Information Entropy as a measure of average surprise
The probability of rolling a Heads in a fair coin is \(p=0.5\). An observation of a single Heads is not surprising. How surprised would you be in an observation of 10 Heads from 10 rolls? It might be natural to feel 10 times as surprised. The concept of surprisal should be a function of probability with an additive nature. One function with this property is the negative logarithm. Let \(h_{i}\) be the surprisal of outcome \(i\):
\[h_{i}=-\text{log}p_{i}\]where \(p_{i}\) is the associated probability. The average, expected, surprisal is then
\[H = \mathbb{E}[h] = -\sum_{i}p_{i}h_{i} = -\sum_{i}p_{i}\text{log}p_{i}\]which is defined as the entropy and is a property of a given probability distribution. If the dice were loaded on Heads then the average surprisal might not be as big.
We can define the cross-entropy:
\[H(p,q)=-\sum_{i}p_{i}\text{log}q_{i}\]where \(q_i\) and \(p_i\) are the probabilities of outcome \(i\) under distributions \(q\) and \(p\) where \(q\) could be our belief in a fair dice and \(p\) could represent the Heads-loaded dice. Cross-entropy allows us to quantify the expected surprise of a model \(q\) used to approximate the true distribution \(p\).

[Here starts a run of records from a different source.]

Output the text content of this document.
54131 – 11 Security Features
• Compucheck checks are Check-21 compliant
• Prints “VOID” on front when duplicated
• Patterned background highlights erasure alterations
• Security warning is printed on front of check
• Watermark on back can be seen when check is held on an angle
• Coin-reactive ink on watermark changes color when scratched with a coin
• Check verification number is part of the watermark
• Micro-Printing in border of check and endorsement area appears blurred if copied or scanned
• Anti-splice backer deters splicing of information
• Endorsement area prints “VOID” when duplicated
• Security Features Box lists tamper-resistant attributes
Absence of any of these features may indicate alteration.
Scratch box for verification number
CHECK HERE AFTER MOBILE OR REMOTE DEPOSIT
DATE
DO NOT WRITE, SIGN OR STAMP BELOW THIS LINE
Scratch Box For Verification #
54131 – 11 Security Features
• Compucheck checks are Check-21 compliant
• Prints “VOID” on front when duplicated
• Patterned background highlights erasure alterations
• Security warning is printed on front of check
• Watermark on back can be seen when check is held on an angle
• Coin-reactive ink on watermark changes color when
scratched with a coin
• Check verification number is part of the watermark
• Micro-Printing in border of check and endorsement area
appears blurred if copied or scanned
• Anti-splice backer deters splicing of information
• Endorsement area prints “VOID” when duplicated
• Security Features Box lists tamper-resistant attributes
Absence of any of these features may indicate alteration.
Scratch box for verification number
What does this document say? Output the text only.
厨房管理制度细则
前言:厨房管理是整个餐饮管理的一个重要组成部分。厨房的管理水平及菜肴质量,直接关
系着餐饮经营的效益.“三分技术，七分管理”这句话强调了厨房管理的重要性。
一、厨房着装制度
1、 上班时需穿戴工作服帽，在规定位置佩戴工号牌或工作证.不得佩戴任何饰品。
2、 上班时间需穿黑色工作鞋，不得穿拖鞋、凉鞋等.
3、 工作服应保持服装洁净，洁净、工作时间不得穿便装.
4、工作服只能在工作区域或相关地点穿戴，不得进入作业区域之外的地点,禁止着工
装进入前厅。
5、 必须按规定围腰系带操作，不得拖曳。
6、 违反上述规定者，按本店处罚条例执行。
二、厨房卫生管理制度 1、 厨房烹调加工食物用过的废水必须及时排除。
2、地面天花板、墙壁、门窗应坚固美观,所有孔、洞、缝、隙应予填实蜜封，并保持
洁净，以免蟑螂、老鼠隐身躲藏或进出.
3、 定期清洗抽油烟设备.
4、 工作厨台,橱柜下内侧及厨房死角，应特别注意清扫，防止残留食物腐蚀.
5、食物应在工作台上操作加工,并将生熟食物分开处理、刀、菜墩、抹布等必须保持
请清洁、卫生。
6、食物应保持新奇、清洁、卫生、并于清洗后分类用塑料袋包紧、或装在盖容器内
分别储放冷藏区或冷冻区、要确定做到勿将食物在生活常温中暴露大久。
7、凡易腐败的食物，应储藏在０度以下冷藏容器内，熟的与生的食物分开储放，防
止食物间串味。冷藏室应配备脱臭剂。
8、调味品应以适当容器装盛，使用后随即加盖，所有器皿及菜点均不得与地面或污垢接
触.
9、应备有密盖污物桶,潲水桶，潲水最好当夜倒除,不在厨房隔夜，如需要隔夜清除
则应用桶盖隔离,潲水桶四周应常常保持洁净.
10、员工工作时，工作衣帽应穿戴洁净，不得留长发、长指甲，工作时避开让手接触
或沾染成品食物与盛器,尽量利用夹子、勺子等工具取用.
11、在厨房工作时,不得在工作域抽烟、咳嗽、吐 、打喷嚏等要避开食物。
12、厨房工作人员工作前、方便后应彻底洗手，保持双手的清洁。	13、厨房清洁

We can subtract the entropy of \(p\) from the cross-entropy to arrive at the Kullback-Leibler divergence:
\[D_{KL} = H(p,q) - H(p) = -\sum_{i}p_{i}\text{log}q_{i} + \sum_{i}p_i\text{log}p_i = -\sum_{i}p_{i}\text{log}\frac{p_{i}}{q_{i}}\]which measures the expected additional surprisal (over the base entropy from \(p\)). The KL divergence is a useful metric in constructing models, like neural networks, that minimize our surprise in how bad they are. It is always non-negative and equals zero if and only if \(p=q\) everywhere and acts as a distance measure between two probability distributions. Note: the word “distance” is used loosely here since the KL divergence is not symmetric.
Neural networks are universal function approximators which, when constructed to model probability distributions, can learn to model some target data distribution by minimizing the KL divergence. Note: the cross entropy is also used as there is only a difference of a constant, \(H(p)\) which does not change the shape of the optimization landscape. KL-divergence is also used in variational inference.